The wind blew and howled around the corner of the house, and whistled down through the great plastered chimney-pipe in the hall—and she still, half in her dreams, heard Captain Rönnow's "Trump! trump! trump! trump!"
The next day Ma went about the house as usual with her bunch of keys; she had hardly slept at all that night.
She had become old before her time, like so many other "mas," in the household affairs of that period—old by bearing petty annoyances, by toil and trouble, by never having money enough, by bending and bowing, by continually looking like nothing and being everything—the one on whom the whole anxious care of the house weighed.
But—"One lives for the children."
That was Ma's pet sigh of consolation. And the new time had not yet come to the "mas" with the question whether they were not also bound to realize their own personal lives.

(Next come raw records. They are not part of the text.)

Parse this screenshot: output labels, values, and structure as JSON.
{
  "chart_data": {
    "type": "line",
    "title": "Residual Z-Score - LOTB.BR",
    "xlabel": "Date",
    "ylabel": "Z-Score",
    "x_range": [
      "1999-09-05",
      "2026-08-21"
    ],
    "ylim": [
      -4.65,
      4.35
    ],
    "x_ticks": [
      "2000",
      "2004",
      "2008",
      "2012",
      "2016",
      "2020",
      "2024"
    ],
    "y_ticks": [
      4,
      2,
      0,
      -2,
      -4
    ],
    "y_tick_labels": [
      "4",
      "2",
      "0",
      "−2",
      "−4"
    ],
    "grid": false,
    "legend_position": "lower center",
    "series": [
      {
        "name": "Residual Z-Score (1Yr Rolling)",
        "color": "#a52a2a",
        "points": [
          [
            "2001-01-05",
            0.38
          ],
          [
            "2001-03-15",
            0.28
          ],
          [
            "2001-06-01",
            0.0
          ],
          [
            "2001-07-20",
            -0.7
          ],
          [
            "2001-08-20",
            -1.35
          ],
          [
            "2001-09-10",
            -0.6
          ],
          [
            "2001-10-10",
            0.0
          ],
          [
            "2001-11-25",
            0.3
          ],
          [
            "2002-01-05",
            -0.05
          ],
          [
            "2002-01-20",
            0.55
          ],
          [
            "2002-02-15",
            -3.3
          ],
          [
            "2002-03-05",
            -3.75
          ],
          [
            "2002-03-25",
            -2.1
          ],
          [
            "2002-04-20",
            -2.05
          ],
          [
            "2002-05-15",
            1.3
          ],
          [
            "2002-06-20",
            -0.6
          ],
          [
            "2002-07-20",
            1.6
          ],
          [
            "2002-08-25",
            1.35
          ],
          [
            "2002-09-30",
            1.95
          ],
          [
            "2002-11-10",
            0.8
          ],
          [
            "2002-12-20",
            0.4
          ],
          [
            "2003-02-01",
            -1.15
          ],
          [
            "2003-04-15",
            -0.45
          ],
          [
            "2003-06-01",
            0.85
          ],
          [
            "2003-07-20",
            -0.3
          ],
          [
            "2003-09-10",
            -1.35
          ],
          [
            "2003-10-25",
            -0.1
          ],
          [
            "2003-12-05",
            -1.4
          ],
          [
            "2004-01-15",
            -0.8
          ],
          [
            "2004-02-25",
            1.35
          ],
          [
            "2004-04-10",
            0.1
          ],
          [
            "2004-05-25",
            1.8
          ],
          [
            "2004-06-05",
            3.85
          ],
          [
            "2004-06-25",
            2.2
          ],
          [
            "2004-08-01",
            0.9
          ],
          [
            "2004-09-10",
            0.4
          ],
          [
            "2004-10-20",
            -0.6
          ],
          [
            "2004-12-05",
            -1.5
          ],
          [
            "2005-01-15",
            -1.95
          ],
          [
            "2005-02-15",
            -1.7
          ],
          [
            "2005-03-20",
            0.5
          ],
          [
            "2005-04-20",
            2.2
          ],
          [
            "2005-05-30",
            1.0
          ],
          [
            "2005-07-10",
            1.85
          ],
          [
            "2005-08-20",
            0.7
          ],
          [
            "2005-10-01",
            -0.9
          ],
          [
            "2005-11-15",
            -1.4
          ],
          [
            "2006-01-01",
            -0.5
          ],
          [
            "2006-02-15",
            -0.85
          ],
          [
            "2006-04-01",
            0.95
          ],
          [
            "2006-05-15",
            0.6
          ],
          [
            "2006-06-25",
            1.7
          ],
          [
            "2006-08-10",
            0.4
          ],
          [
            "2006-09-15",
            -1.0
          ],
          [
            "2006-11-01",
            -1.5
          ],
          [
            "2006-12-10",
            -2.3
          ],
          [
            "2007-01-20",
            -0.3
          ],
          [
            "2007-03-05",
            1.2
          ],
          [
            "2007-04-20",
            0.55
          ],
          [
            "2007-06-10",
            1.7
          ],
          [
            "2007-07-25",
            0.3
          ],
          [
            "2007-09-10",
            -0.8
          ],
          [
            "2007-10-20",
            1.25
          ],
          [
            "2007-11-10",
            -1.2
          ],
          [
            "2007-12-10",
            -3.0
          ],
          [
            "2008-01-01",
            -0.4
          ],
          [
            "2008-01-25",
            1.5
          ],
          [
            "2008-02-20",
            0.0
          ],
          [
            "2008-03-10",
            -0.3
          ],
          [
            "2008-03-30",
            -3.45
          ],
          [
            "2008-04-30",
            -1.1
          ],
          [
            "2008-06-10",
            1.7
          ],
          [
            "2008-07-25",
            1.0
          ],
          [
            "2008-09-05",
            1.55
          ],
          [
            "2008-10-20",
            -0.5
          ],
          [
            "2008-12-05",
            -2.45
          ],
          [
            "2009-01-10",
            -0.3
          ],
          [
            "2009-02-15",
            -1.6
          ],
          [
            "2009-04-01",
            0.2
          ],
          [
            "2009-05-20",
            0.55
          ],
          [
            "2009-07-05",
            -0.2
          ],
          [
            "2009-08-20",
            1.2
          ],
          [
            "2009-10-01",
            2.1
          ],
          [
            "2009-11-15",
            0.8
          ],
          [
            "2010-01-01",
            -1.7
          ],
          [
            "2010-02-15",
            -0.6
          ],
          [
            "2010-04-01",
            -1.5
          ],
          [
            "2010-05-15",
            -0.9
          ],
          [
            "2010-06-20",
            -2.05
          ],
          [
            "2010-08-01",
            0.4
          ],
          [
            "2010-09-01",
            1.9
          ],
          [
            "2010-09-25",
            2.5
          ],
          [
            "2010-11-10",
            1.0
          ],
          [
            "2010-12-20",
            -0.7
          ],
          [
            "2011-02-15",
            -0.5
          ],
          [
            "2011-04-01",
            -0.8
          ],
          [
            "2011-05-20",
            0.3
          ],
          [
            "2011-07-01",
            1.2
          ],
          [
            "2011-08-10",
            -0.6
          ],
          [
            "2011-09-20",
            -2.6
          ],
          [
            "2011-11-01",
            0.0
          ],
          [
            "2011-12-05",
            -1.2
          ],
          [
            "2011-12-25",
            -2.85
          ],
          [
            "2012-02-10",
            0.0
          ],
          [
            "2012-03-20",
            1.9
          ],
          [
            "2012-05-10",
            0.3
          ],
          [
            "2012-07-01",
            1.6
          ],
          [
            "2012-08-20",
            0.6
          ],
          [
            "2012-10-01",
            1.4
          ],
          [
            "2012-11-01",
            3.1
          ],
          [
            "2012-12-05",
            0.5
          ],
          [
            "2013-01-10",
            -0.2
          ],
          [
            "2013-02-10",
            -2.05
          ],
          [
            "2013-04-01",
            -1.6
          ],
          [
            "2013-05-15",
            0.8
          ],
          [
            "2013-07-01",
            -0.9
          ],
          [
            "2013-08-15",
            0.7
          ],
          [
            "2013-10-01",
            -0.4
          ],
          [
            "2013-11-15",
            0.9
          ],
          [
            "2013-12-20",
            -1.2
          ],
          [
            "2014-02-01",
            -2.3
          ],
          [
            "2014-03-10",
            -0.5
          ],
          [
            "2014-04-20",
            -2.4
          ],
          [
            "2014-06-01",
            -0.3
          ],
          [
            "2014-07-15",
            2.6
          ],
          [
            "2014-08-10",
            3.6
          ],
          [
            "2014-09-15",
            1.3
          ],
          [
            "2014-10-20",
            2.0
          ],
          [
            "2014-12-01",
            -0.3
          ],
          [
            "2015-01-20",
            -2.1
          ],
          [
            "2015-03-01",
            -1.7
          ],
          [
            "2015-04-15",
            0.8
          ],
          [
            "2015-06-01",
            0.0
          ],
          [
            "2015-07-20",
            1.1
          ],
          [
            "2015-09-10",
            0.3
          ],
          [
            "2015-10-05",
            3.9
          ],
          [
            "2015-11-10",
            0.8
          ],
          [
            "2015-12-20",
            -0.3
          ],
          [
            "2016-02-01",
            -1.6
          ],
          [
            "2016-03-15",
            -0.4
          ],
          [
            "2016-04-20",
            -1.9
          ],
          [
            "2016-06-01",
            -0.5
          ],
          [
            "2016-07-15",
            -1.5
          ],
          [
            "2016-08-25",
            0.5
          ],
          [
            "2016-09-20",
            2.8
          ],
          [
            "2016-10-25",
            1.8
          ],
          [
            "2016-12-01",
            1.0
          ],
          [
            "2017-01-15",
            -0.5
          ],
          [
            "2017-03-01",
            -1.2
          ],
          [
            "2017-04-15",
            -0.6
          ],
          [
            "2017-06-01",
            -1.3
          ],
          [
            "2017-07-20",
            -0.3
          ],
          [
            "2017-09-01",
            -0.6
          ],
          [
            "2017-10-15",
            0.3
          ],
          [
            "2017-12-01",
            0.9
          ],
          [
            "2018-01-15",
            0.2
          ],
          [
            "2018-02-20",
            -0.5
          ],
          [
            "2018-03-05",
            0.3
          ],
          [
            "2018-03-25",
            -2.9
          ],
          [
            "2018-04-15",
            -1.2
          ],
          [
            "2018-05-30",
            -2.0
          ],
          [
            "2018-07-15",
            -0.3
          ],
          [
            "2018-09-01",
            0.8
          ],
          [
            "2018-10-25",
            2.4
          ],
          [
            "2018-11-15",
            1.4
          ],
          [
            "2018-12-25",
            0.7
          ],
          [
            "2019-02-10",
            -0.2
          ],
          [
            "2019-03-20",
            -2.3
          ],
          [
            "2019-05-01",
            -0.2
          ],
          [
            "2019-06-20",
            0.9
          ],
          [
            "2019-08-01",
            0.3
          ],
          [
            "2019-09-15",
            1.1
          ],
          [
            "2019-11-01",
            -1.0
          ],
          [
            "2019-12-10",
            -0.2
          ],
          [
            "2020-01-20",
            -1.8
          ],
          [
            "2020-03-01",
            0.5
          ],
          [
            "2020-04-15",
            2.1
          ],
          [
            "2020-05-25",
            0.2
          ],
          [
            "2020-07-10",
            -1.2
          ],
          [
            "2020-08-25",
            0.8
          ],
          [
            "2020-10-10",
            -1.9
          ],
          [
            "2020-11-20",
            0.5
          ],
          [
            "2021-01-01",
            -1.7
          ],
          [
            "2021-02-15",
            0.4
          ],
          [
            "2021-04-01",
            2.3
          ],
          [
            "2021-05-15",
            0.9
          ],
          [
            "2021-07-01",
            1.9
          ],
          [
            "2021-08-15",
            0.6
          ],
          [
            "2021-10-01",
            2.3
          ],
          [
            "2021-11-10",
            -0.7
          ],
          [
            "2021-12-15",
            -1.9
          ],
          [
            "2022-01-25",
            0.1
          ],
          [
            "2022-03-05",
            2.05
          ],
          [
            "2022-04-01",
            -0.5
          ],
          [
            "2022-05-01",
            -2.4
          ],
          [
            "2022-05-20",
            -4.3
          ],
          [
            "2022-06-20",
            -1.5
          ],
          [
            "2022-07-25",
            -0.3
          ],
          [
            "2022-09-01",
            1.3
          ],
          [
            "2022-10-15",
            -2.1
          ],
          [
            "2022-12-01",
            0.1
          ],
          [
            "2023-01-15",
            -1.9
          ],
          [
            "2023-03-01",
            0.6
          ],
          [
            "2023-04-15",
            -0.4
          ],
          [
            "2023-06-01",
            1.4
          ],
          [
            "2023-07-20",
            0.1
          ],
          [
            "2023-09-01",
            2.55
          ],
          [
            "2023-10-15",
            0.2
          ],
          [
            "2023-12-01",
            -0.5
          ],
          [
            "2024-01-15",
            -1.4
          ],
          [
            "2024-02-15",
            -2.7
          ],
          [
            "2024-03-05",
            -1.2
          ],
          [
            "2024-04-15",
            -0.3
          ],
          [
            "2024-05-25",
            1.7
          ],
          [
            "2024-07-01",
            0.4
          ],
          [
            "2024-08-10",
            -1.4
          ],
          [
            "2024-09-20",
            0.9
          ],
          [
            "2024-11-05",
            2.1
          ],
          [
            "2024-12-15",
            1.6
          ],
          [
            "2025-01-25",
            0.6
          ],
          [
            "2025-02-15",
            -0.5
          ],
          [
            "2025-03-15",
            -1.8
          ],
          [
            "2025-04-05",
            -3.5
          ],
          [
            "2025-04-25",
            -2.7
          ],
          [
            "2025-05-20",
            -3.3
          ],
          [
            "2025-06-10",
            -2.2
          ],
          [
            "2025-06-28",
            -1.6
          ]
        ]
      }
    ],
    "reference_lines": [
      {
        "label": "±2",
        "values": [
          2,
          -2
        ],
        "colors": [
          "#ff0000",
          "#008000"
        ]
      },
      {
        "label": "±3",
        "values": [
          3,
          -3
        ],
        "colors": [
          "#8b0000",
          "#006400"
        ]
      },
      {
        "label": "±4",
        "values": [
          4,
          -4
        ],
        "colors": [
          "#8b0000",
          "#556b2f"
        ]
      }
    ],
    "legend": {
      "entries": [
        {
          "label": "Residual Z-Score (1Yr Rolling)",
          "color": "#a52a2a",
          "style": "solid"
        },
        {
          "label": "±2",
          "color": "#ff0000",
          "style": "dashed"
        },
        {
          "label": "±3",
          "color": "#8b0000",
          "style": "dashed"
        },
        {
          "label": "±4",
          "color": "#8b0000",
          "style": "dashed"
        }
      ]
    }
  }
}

But for the children it was a holiday, and immediately after breakfast they darted into the great room.
There stood the card-table, again moved against the wall, with the cards thrown in a disorderly pile over the paper on which the score had been kept. It had been folded up and burned on one end for a lighter; and by its side, during a preliminary cleaning, the three pipes were lying, shoved aside. One window was still open, notwithstanding the wind blew in so that the fastening hook rattled.
There was something in the room—a pungent odor, which was not good; no, but there was, nevertheless, something about it—something of an actual occurrence.
Outside of the window Great-Ola stood with his hands on the shovel in the steep snow-drift, listening to Marit's account of how the captain had left a broad two-kroner piece for drink money on the table up in the guest-chamber and the lieutenant a shilling under the candlestick, and how the mistress had divided them among the girls.
"The lieutenant was not so butter-fingered," suggested Marit.